Wat een interessanter boek zou hebben opgeleverd, zou op zijn minst een overweging zijn geweest van de mogelijkheid dat het medische model van de psychiatrie – waarin haar patiënten worden gezien als bio-chemisch-elektrisch defectief en die bio-chemisch-elektrische behandelingen nodig hebben – een mislukte poging is. paradigma, ongeacht hoeveel men het belang van psychosociale variabelen erkent.
In De structuur van wetenschappelijke revoluties (1962) concludeerde wetenschapsfilosoof Thomas Kuhn dat de meeste wetenschappers het huidige paradigma accepteren en proberen problemen binnen dat paradigma op te lossen; Wanneer een huidig model echter geen rekening kan houden met een grote opeenstapeling van waarnemingen, zoekt een handjevol wetenschappers niet eenvoudigweg naar verschillende oplossingen binnen dat model, maar komt in opstand tegen het hele paradigma. Insel is geen revolutionair, maar eerder een oud-politicus die Kuhn niet nodig heeft om hem te vertellen dat hoewel de meeste van zijn collega’s ontvankelijk zullen zijn voor aanpassingen in de behandeling en psychosociale erkenning, het vanzelfsprekend is dat de meesten van hen zich zullen verzetten tegen een paradigmaverschuiving die hun bestaan zou kunnen bedreigen. toestand.

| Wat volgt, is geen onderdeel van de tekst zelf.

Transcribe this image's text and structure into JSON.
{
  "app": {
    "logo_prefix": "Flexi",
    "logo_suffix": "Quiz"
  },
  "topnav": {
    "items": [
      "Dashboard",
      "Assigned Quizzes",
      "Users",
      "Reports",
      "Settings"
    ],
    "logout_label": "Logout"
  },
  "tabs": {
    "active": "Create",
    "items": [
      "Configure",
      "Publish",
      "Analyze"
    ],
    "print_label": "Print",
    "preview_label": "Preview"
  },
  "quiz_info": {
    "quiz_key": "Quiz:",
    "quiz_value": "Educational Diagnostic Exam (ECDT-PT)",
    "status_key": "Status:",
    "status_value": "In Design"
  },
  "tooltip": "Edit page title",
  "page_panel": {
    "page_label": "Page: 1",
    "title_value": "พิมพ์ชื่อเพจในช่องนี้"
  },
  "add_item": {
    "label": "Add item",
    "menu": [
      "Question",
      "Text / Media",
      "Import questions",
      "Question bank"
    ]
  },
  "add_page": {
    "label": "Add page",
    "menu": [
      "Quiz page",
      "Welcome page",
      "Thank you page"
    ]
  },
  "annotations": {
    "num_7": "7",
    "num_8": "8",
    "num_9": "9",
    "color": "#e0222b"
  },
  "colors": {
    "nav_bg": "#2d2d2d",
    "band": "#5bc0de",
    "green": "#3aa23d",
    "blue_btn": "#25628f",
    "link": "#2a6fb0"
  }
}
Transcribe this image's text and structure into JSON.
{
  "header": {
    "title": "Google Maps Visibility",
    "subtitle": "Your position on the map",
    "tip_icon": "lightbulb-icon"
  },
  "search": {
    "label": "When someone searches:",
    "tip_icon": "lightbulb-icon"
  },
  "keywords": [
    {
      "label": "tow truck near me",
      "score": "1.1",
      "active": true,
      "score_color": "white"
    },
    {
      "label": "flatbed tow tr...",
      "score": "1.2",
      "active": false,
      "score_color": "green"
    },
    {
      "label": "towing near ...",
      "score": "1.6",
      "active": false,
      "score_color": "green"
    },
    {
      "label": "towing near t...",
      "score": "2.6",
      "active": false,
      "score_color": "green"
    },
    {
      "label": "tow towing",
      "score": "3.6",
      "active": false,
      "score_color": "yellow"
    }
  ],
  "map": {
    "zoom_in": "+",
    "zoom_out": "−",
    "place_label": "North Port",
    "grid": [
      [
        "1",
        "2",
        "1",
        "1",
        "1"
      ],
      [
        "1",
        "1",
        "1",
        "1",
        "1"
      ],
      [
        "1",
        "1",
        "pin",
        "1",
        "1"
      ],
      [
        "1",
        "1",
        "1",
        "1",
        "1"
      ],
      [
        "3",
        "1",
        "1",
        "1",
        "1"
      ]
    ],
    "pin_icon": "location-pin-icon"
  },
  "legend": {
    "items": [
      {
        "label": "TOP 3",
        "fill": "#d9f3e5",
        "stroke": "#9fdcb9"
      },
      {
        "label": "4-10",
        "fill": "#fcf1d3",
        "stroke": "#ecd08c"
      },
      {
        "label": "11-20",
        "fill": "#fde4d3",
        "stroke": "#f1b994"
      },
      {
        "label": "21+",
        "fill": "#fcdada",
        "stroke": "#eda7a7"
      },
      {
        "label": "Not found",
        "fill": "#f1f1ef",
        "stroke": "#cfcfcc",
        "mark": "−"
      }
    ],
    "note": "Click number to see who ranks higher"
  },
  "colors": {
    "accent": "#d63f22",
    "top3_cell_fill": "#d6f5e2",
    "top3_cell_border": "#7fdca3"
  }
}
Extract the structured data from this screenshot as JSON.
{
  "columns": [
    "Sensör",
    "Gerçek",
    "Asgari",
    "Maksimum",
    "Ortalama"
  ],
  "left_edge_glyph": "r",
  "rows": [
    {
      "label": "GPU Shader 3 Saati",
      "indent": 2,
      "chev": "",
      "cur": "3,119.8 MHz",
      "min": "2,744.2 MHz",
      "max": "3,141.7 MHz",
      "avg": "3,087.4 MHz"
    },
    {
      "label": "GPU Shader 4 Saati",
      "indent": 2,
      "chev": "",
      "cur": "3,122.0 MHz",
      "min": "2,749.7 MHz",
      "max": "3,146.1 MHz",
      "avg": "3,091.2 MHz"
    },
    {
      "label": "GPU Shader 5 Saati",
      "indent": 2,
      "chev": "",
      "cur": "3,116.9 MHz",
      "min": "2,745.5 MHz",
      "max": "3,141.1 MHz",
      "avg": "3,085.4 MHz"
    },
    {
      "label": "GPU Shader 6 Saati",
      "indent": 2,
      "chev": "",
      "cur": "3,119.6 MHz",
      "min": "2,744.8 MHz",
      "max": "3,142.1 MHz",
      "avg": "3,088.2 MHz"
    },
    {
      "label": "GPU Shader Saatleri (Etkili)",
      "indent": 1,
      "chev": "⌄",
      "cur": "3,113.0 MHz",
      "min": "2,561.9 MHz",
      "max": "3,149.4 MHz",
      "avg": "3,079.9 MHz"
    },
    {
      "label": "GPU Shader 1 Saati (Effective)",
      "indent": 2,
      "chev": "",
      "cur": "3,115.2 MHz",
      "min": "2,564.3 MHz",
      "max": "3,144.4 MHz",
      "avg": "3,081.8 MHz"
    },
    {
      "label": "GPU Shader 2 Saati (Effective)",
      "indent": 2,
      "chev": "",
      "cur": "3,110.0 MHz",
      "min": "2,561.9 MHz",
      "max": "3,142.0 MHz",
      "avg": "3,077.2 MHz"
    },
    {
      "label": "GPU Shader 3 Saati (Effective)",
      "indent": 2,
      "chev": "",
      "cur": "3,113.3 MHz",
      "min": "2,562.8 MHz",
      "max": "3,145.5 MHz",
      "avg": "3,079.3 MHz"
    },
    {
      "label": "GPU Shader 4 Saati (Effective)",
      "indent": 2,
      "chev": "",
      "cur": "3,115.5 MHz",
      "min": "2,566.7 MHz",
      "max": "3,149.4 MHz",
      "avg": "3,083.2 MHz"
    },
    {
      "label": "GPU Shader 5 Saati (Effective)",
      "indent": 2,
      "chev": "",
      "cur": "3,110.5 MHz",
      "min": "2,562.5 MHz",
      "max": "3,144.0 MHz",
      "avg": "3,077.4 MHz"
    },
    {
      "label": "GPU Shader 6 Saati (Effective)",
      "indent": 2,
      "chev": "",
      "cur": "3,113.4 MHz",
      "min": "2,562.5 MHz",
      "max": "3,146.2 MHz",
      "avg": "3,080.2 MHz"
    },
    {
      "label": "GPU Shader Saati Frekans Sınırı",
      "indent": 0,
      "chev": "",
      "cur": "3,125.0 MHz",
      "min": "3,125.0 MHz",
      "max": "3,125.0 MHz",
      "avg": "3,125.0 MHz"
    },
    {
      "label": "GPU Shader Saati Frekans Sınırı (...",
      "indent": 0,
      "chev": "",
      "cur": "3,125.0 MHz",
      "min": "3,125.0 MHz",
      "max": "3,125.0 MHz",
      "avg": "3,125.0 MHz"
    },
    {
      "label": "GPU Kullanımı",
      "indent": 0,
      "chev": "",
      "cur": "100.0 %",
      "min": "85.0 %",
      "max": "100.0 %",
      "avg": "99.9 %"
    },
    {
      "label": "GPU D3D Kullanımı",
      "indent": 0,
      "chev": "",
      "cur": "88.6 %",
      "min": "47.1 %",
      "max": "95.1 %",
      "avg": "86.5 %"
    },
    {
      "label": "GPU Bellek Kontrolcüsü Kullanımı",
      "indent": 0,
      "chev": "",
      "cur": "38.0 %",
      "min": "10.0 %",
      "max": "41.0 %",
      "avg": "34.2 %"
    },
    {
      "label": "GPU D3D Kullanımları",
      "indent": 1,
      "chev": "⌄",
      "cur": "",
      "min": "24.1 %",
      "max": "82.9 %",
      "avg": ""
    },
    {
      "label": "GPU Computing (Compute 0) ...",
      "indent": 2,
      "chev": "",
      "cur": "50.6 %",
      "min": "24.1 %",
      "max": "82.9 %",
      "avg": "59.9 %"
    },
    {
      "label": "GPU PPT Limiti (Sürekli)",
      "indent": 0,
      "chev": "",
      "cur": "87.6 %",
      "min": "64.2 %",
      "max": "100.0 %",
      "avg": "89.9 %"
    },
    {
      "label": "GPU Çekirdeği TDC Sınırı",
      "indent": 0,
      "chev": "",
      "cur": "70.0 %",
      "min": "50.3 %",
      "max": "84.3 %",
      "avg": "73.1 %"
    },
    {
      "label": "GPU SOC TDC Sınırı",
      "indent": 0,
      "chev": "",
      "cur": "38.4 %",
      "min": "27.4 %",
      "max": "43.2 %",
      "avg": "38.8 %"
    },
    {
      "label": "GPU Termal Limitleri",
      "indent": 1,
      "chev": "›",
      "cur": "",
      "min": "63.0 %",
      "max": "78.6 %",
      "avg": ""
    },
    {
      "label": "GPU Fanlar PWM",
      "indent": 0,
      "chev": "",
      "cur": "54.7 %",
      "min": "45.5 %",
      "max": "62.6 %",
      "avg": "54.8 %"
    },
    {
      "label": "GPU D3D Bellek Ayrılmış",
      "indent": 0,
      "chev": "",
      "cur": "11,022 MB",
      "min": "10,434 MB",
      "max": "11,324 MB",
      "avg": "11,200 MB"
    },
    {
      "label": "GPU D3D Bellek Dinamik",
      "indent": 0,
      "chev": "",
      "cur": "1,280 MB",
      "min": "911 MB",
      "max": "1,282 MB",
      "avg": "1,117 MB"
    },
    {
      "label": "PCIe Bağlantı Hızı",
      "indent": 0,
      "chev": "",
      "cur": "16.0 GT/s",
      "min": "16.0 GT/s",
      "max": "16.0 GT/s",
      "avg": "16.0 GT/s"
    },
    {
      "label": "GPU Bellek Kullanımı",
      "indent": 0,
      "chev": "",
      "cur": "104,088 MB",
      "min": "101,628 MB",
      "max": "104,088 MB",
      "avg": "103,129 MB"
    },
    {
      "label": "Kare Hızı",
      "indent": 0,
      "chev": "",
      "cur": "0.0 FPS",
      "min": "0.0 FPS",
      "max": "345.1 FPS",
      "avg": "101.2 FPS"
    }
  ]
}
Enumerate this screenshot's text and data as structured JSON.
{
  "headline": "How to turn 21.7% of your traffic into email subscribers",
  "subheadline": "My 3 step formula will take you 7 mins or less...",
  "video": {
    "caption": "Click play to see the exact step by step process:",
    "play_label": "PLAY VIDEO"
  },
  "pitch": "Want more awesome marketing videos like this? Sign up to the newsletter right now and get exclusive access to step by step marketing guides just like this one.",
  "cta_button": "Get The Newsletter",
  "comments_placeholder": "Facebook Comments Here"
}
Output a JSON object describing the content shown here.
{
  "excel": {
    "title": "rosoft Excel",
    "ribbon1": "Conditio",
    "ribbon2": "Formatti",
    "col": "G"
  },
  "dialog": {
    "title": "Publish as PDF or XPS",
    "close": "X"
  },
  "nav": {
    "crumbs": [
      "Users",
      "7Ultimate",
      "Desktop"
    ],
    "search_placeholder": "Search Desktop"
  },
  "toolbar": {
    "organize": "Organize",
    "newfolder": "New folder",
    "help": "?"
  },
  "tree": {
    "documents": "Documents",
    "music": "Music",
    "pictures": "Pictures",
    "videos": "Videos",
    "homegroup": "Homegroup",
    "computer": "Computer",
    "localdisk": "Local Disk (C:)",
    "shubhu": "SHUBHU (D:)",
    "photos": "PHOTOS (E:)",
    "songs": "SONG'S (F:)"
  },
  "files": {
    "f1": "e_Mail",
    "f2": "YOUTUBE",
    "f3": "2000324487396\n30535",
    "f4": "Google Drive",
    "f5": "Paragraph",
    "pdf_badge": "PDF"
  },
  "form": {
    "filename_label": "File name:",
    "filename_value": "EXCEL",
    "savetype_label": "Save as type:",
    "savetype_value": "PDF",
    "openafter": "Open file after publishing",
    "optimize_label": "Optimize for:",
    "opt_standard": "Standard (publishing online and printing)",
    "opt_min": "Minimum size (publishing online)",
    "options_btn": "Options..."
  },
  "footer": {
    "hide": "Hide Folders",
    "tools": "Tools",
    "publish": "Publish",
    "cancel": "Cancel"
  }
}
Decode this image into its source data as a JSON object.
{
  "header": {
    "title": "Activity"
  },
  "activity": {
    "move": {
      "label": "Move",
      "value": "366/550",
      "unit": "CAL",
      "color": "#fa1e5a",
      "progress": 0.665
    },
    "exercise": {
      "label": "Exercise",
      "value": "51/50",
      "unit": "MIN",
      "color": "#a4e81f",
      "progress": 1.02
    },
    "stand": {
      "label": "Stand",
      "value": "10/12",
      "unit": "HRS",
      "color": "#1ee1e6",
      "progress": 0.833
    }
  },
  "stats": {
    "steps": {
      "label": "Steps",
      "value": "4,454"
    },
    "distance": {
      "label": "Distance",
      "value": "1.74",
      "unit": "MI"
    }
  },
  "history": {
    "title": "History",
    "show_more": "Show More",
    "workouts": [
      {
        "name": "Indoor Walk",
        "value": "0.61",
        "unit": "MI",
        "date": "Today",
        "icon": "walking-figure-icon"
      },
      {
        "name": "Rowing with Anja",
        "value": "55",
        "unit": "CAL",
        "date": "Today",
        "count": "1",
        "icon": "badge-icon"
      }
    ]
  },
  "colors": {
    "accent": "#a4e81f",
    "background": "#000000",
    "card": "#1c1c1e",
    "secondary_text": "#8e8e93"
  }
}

Voor de weinigen onder ons die Kuhn serieus nemen, zouden de verslechterende behandelresultaten van de psychiatrie ondanks de toegenomen psychiatrische behandelingen op zijn minst de overweging moeten oproepen dat een revolutionaire paradigmaverschuiving noodzakelijk is.
ZNetwork wordt uitsluitend gefinancierd door de vrijgevigheid van zijn lezers.